City Manager Paul Ostrander provided an update regarding the City of Kenai’s response to the COVID-19 public health emergency during their Wednesday night city council meeting.
Ostrander offered updates on the positive case rates in the area: “So as you recall last meeting, the 14-day case rate was at 2.5% for the central peninsula which is in the green. Our current 14-day case rate is 4.4%, which is still in the green: however, our 7-day case rate is 5.8%. We’re seeing a trend upwards from 2.5 at the last meeting now to 5.8 for the last 7-day case rate. Hospitalizations in the central peninsula, actually at Central Peninsula Hospital, there was one patient that was in the hospital [from COVID] from September 17th to the 25th. I’m not sure if that’s one patient or multiple patients and they just happened to have one bed occupied by a COVID positive patient during that period.”
Ostrander also discussed an extension he has requested for an extension of an emergency declaration. He said the emergency declaration is set to expire on November 15.

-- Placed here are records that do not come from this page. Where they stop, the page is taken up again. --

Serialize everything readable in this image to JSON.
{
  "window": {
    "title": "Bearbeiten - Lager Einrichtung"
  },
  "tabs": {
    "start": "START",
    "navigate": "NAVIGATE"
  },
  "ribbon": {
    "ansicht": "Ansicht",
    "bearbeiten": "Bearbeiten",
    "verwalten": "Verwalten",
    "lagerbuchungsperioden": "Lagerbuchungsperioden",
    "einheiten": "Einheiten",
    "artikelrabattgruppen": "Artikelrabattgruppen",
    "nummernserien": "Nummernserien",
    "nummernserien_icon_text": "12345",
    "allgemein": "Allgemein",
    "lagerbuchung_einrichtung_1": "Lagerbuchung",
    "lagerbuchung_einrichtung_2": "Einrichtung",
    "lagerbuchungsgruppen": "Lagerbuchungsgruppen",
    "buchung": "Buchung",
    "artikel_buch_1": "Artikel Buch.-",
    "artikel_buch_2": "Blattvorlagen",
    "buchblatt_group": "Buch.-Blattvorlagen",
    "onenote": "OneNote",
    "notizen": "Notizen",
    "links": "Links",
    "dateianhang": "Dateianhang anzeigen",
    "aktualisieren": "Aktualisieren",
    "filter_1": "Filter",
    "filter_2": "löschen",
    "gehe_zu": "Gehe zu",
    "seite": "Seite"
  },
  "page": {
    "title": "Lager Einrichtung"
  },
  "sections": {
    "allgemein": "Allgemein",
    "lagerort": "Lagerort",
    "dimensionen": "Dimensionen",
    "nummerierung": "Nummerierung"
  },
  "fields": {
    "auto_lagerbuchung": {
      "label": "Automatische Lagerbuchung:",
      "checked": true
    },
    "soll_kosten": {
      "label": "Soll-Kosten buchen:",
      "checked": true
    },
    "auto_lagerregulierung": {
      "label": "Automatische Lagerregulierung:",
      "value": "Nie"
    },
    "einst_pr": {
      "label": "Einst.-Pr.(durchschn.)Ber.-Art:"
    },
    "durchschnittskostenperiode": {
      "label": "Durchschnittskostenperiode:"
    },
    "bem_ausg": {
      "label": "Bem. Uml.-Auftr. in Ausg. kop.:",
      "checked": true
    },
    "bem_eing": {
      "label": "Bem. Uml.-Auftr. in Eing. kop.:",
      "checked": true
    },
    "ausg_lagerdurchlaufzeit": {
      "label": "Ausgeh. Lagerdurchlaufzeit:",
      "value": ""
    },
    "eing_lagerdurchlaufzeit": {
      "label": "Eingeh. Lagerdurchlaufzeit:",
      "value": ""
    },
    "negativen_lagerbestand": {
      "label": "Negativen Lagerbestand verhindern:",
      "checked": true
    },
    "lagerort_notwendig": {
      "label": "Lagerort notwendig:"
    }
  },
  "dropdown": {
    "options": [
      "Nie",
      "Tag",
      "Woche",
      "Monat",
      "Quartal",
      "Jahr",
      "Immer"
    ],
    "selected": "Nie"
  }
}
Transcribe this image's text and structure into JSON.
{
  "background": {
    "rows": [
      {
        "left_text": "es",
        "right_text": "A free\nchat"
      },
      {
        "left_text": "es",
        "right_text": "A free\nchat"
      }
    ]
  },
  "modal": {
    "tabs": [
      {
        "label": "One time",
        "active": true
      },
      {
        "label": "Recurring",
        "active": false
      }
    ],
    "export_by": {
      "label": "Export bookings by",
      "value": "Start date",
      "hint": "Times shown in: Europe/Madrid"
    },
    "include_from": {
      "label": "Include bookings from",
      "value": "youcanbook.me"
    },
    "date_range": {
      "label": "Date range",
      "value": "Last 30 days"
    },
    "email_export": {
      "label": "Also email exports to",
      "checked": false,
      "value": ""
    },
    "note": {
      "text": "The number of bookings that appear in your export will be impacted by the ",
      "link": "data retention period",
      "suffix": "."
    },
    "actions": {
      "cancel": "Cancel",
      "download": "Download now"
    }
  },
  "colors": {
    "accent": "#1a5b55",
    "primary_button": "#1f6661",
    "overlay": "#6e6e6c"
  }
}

“For it to be extended actually requires legislative action to extend it. The interesting part of this is if the emergency declaration expires on the 15th of November, all of the mandates that the state currently has in place go away with it because the power with which the state has applied those mandates is under the emergency declaration. Some of the city policies, actually, specifically the city’s policy on return to work and interstate travel for our employees. Which is one of the policies, that we have that is incredibly difficult to navigate because of the requirements the mandate requires so much testing before they can come back, has been really difficult to work through. If that state travel mandate goes away, we’ll have to look again if there’s some type of policy that allows return to work for employees that have traveled out of state. If this comes into play, we’ll be working on that.”
In regards to the extension, City of Kenai Mayor Brian Gabriel asked, “Wouldn’t that require a special session for legislative action?”
Ostrander said, “Yes it would.”
Gabriel asked, “And Kenai doesn’t have representation till January?”
Ostrander replied, “The discussion on the call today was they (state legislature) were going to wait until after November and there was an additional follow-up question– how does that work time-wise? The state epidemiology team wasn’t able to answer that question.”
Council Member Jim Glendening questioned Ostrander regarding whether application information for residents of Kenai is clearly provided. The City Manager said that changes are made to the website as-needed, and that all current programs are represented on the City of Kenai’s website currently.